Creating a Serious Game to Support Discussions about Cognitively Supportive Home Design.
How would you convince people with very different perspectives to see each other’s side of an argument?
How you answer that question will vary quite a bit depending on your experience. A teacher working with young students who are in conflict will use very different tactics to a UN representative trying to negotiate how different countries should come together to respond to a particular problem, for example.
Work Package 4 focuses on designing a tool that will help people from different backgrounds with different needs and priorities come together and explore the challenges associated with designing homes from healthy cognitive ageing from different perspectives.

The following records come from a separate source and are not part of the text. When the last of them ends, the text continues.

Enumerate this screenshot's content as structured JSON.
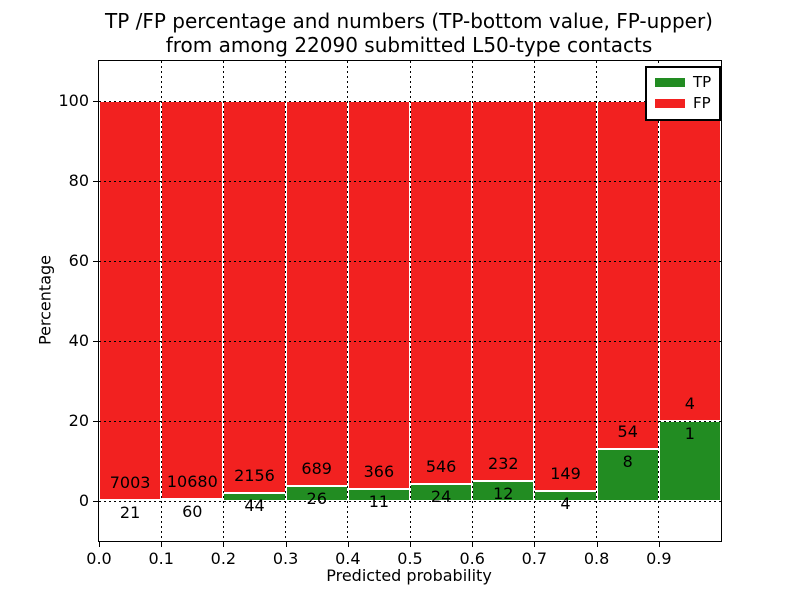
{
  "title": {
    "line1": "TP /FP percentage and numbers (TP-bottom value, FP-upper)",
    "line2": "from among 22090 submitted L50-type contacts"
  },
  "axes": {
    "x_label": "Predicted probability",
    "y_label": "Percentage",
    "x_ticks": [
      "0.0",
      "0.1",
      "0.2",
      "0.3",
      "0.4",
      "0.5",
      "0.6",
      "0.7",
      "0.8",
      "0.9"
    ],
    "y_ticks": [
      "0",
      "20",
      "40",
      "60",
      "80",
      "100"
    ]
  },
  "legend": {
    "entries": [
      {
        "label": "TP",
        "color": "#228c22"
      },
      {
        "label": "FP",
        "color": "#f22120"
      }
    ]
  },
  "colors": {
    "tp": "#228c22",
    "fp": "#f22120",
    "bar_edge": "#ffffff",
    "grid": "#000000",
    "spine": "#000000"
  },
  "chart_data": {
    "type": "bar",
    "stacked": true,
    "normalized_to_percent": true,
    "title": "TP /FP percentage and numbers (TP-bottom value, FP-upper) from among 22090 submitted L50-type contacts",
    "xlabel": "Predicted probability",
    "ylabel": "Percentage",
    "total_contacts": 22090,
    "bin_width": 0.1,
    "categories": [
      "0.0",
      "0.1",
      "0.2",
      "0.3",
      "0.4",
      "0.5",
      "0.6",
      "0.7",
      "0.8",
      "0.9"
    ],
    "series": [
      {
        "name": "TP",
        "color": "#228c22",
        "counts": [
          21,
          60,
          44,
          26,
          11,
          24,
          12,
          4,
          8,
          1
        ]
      },
      {
        "name": "FP",
        "color": "#f22120",
        "counts": [
          7003,
          10680,
          2156,
          689,
          366,
          546,
          232,
          149,
          54,
          4
        ]
      }
    ],
    "tp_percent_of_bin": [
      0.3,
      0.56,
      2.0,
      3.64,
      2.92,
      4.21,
      4.92,
      2.61,
      12.9,
      20.0
    ],
    "xlim": [
      0.0,
      1.0
    ],
    "ylim": [
      -10,
      110
    ],
    "y_gridlines": [
      0,
      20,
      40,
      60,
      80,
      100
    ],
    "grid_style": "dotted",
    "legend_position": "upper right"
  }
}
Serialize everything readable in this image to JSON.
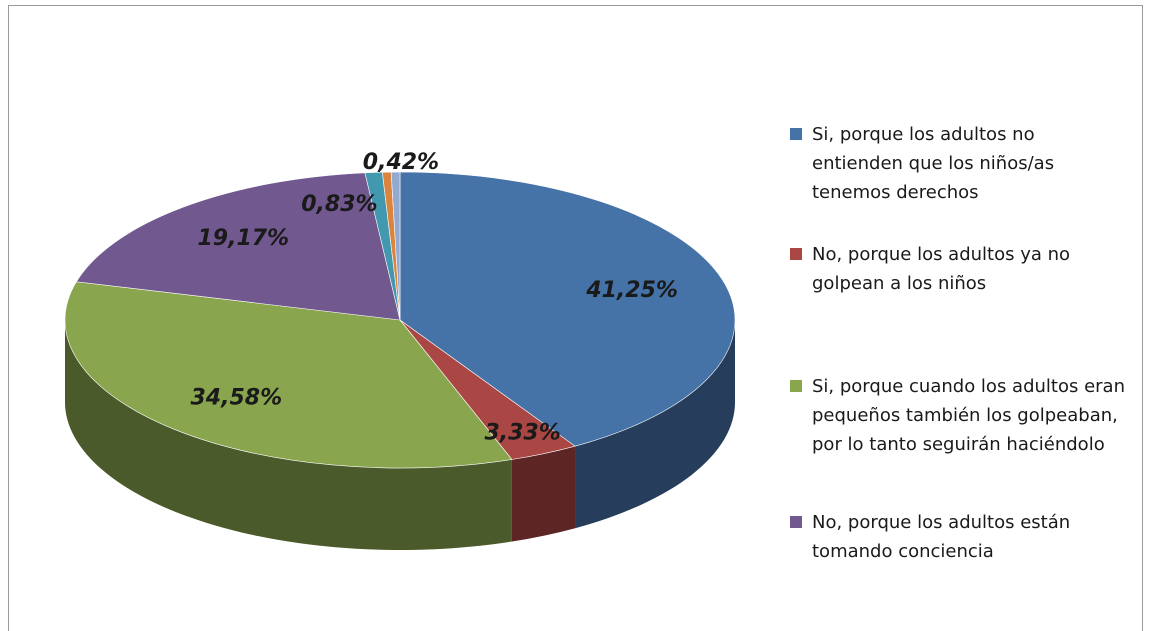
{
  "chart_data": {
    "type": "pie",
    "categories": [
      "Si, porque los adultos no entienden que los niños/as tenemos derechos",
      "No, porque los adultos ya no golpean a los niños",
      "Si, porque cuando los adultos eran pequeños también los golpeaban, por lo tanto seguirán haciéndolo",
      "No, porque los adultos están tomando conciencia",
      null,
      null,
      null
    ],
    "values": [
      41.25,
      3.33,
      34.58,
      19.17,
      0.83,
      0.42,
      0.42
    ],
    "value_labels": [
      "41,25%",
      "3,33%",
      "34,58%",
      "19,17%",
      "0,83%",
      "0,42%",
      null
    ],
    "colors": [
      "#4572a7",
      "#aa4643",
      "#89a54e",
      "#71588f",
      "#4198af",
      "#db843d",
      "#93a9cf"
    ]
  }
}
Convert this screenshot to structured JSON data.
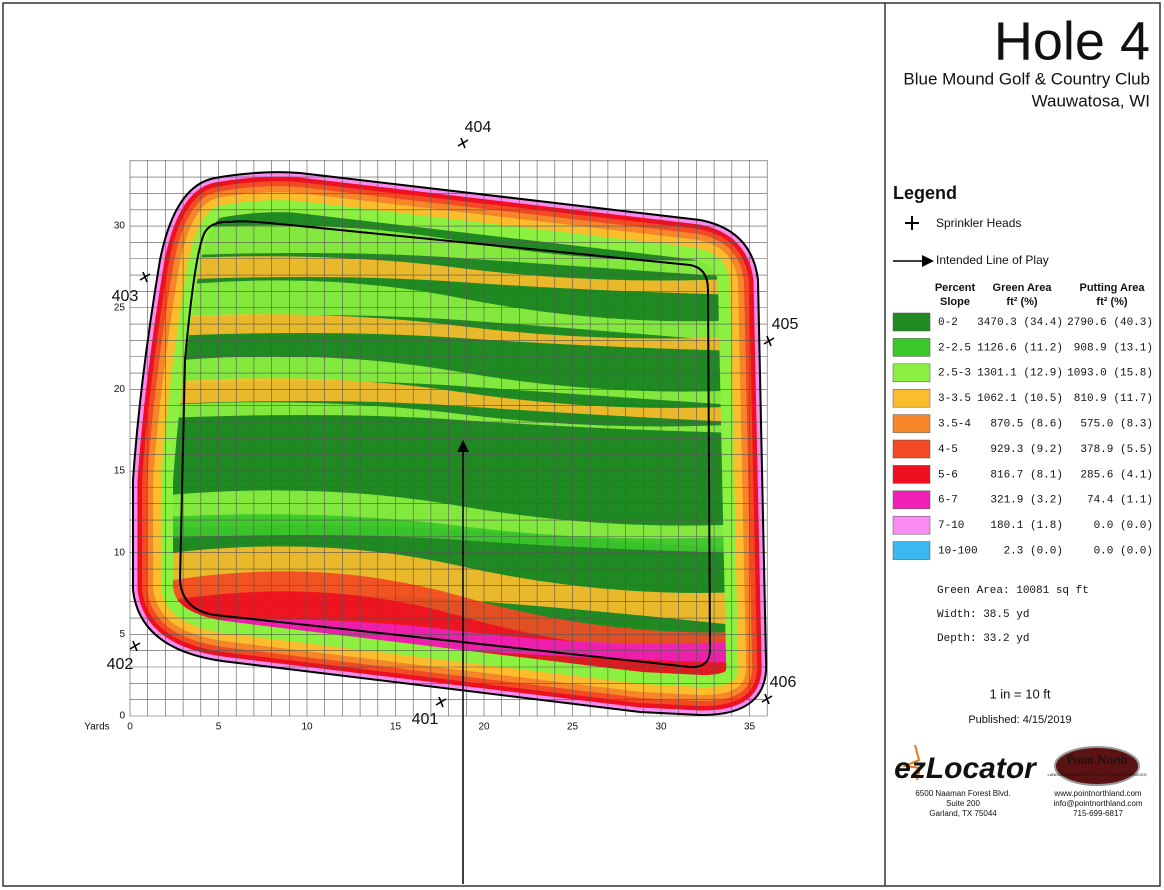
{
  "header": {
    "title": "Hole 4",
    "club": "Blue Mound Golf & Country Club",
    "location": "Wauwatosa, WI"
  },
  "map": {
    "axis_label": "Yards",
    "x_ticks": [
      0,
      5,
      10,
      15,
      20,
      25,
      30,
      35
    ],
    "y_ticks": [
      0,
      5,
      10,
      15,
      20,
      25,
      30
    ],
    "sprinklers": [
      "404",
      "403",
      "405",
      "402",
      "401",
      "406"
    ]
  },
  "legend": {
    "title": "Legend",
    "sprinkler": "Sprinkler Heads",
    "line_of_play": "Intended Line of Play",
    "columns": [
      [
        "Percent",
        "Slope"
      ],
      [
        "Green Area",
        "ft² (%)"
      ],
      [
        "Putting Area",
        "ft² (%)"
      ]
    ],
    "rows": [
      {
        "range": "0-2",
        "color": "#208a22",
        "green_area": "3470.3 (34.4)",
        "putting_area": "2790.6 (40.3)"
      },
      {
        "range": "2-2.5",
        "color": "#3cc72a",
        "green_area": "1126.6 (11.2)",
        "putting_area": "908.9 (13.1)"
      },
      {
        "range": "2.5-3",
        "color": "#8cf040",
        "green_area": "1301.1 (12.9)",
        "putting_area": "1093.0 (15.8)"
      },
      {
        "range": "3-3.5",
        "color": "#fbbd2c",
        "green_area": "1062.1 (10.5)",
        "putting_area": "810.9 (11.7)"
      },
      {
        "range": "3.5-4",
        "color": "#f7862a",
        "green_area": "870.5 (8.6)",
        "putting_area": "575.0 (8.3)"
      },
      {
        "range": "4-5",
        "color": "#f24a23",
        "green_area": "929.3 (9.2)",
        "putting_area": "378.9 (5.5)"
      },
      {
        "range": "5-6",
        "color": "#ee1020",
        "green_area": "816.7 (8.1)",
        "putting_area": "285.6 (4.1)"
      },
      {
        "range": "6-7",
        "color": "#f020b8",
        "green_area": "321.9 (3.2)",
        "putting_area": "74.4 (1.1)"
      },
      {
        "range": "7-10",
        "color": "#f88cf0",
        "green_area": "180.1 (1.8)",
        "putting_area": "0.0 (0.0)"
      },
      {
        "range": "10-100",
        "color": "#3ab8f0",
        "green_area": "2.3 (0.0)",
        "putting_area": "0.0 (0.0)"
      }
    ]
  },
  "stats": [
    "Green Area: 10081 sq ft",
    "Width: 38.5 yd",
    "Depth: 33.2 yd"
  ],
  "scale": "1 in = 10 ft",
  "published": "Published: 4/15/2019",
  "logos": {
    "ezlocator": "ezLocator",
    "point_north": "Point North",
    "point_north_tagline": "LANDSCAPE MAPPING & GOLF COURSE SERVICES",
    "address": [
      "6500 Naaman Forest Blvd.",
      "Suite 200",
      "Garland, TX  75044"
    ],
    "contact": [
      "www.pointnorthland.com",
      "info@pointnorthland.com",
      "715-699-6817"
    ]
  }
}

The Serious Game will help players not only listen to different views, but put themselves in the shoes of different stakeholders to get a better understanding of how these different perspectives can shape every aspect of creating homes for healthy cognitive ageing, from design to use.
Designing the Game (led by Dr Vikki McCall)
What is a Serious Game?
A serious game is simply a game that is designed to be used as a tool help the players achieve a particular outcome. Serious games focus on achieving a particular goal, rather than entertaining the players. As a result, many serious games are designed to be educational, or to help players learn or improve a particular skill, or to help them develop a new habit.
If you’ve played a realistic flight or train simulator or used an app to make a game out of starting to run regularly, you’ve probably played a serious game.
What is DesHCA doing?
Work Package 4 will draw in all of the learning and information collected throughout all of DesHCA’s other activities to create a game that encourages players to put themselves in the ‘shoes’ of different stakeholders involved in creating homes that support healthy cognitive ageing to work together to achieve that goal.
Playing the game will help players see the idea of cognitively supportive housing and adaptations from different perspectives, and teach them about some of the different factors that influence how people in different industries, sectors, and positions think about supportive housing.
The game will draw on information gained from a wide range of groups, industries, and sectors to support players to get a realistic insight into the real world pressures that can shape how different people engage with and think about supportive design.
The game will be designed and tested in Work Package 4 before being used as a major component of the stakeholder workshops in Work Package 5.
Our goal is to design a tool that can continue to be used to facilitate discussions and find creative solutions to the problems involved in creating and maintaining cognitively supportive housing after the project ends in 2024.